Propublica – May 23, 2016

ON A SPRING AFTERNOON IN 2014, Brisha Borden was running late to pick up her god-sister from school when she spotted an unlocked kid’s blue Huffy bicycle and a silver Razor scooter. Borden and a friend grabbed the bike and scooter and tried to ride them down the street in the Fort Lauderdale suburb of Coral Springs.

Just as the 18-year-old girls were realizing they were too big for the tiny conveyances — which belonged to a 6-year-old boy — a woman came running after them saying, “That’s my kid’s stuff.” Borden and her friend immediately dropped the bike and scooter and walked away.

But it was too late — a neighbor who witnessed the heist had already called the police. Borden and her friend were arrested and charged with burglary and petty theft for the items, which were valued at a total of $80.

Compare their crime with a similar one: The previous summer, 41-year-old Vernon Prater was picked up for shoplifting $86.35 worth of tools from a nearby Home Depot store.

Prater was the more seasoned criminal. He had already been convicted of armed robbery and attempted armed robbery, for which he served five years in prison, in addition to another armed robbery charge. Borden had a record, too, but it was for misdemeanors committed when she was a juvenile.

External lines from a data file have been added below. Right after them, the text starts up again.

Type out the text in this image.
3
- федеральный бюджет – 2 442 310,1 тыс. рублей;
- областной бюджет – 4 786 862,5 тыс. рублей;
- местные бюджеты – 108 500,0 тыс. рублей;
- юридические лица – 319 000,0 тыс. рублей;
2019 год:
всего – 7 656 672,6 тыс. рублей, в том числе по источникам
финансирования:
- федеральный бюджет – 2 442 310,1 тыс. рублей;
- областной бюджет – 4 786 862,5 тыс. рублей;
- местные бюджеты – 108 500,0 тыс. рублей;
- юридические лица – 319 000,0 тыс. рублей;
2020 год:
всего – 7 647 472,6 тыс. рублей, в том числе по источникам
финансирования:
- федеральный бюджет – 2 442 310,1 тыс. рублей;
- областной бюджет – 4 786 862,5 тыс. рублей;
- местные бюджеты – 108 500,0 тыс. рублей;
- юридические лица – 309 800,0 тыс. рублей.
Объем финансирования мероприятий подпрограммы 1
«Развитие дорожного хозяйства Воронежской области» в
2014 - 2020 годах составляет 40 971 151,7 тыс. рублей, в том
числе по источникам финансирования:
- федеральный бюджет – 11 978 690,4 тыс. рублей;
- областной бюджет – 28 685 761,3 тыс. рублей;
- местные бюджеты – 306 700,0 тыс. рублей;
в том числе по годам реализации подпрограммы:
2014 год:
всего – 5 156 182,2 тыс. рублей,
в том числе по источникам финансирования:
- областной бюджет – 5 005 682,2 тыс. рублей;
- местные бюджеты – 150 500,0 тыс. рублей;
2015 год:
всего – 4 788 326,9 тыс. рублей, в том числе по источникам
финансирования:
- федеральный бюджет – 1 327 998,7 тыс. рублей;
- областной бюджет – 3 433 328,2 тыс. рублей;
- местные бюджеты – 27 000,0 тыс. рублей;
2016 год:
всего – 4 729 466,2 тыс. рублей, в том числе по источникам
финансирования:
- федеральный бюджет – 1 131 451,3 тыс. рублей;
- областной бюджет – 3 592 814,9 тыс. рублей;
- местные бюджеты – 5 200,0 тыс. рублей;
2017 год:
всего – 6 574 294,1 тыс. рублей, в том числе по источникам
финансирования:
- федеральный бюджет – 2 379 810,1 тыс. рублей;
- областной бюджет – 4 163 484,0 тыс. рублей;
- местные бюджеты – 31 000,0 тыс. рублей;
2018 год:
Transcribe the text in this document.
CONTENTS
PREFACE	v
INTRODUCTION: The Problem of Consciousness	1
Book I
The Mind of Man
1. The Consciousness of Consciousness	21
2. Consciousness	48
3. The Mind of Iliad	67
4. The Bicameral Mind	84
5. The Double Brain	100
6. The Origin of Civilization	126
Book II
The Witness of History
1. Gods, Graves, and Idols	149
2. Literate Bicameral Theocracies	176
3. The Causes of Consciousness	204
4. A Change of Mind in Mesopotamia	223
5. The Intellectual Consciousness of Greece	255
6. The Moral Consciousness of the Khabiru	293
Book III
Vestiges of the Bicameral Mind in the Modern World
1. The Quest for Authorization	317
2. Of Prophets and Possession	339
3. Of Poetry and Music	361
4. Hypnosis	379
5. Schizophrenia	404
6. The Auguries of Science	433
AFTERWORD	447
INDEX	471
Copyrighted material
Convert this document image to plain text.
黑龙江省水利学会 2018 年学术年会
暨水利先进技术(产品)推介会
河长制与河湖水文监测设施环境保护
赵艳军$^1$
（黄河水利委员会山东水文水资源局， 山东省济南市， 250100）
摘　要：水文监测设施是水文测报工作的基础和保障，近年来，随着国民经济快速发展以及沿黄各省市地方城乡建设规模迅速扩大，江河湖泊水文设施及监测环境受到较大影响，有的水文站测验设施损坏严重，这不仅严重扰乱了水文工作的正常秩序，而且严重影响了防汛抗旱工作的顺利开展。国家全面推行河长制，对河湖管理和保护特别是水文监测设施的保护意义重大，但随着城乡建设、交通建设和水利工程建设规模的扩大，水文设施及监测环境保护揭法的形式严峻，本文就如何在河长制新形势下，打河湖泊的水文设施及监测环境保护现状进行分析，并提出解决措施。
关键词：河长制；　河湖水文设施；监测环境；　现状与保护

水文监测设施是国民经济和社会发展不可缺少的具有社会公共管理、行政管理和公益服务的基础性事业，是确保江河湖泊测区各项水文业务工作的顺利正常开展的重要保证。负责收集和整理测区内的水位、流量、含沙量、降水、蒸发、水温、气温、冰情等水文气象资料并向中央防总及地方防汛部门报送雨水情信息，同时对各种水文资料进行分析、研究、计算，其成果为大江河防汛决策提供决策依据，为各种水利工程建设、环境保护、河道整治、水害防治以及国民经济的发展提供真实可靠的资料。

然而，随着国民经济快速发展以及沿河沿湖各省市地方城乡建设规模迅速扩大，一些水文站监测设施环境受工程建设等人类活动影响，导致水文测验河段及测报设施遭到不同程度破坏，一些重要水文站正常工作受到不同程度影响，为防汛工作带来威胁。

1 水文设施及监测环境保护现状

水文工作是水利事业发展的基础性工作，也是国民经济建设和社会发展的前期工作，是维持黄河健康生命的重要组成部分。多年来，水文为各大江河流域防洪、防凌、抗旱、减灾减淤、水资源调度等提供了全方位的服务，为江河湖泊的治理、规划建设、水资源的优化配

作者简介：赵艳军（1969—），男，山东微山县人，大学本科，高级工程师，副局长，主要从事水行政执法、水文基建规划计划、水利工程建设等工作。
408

Yet something odd happened when Borden and Prater were booked into jail: A computer program spat out a score predicting the likelihood of each committing a future crime. Borden — who is black — was rated a high risk. Prater — who is white — was rated a low risk.

Two years later, we know the computer algorithm got it exactly backward. Borden has not been charged with any new crimes. Prater is serving an eight-year prison term for subsequently breaking into a warehouse and stealing thousands of dollars’ worth of electronics.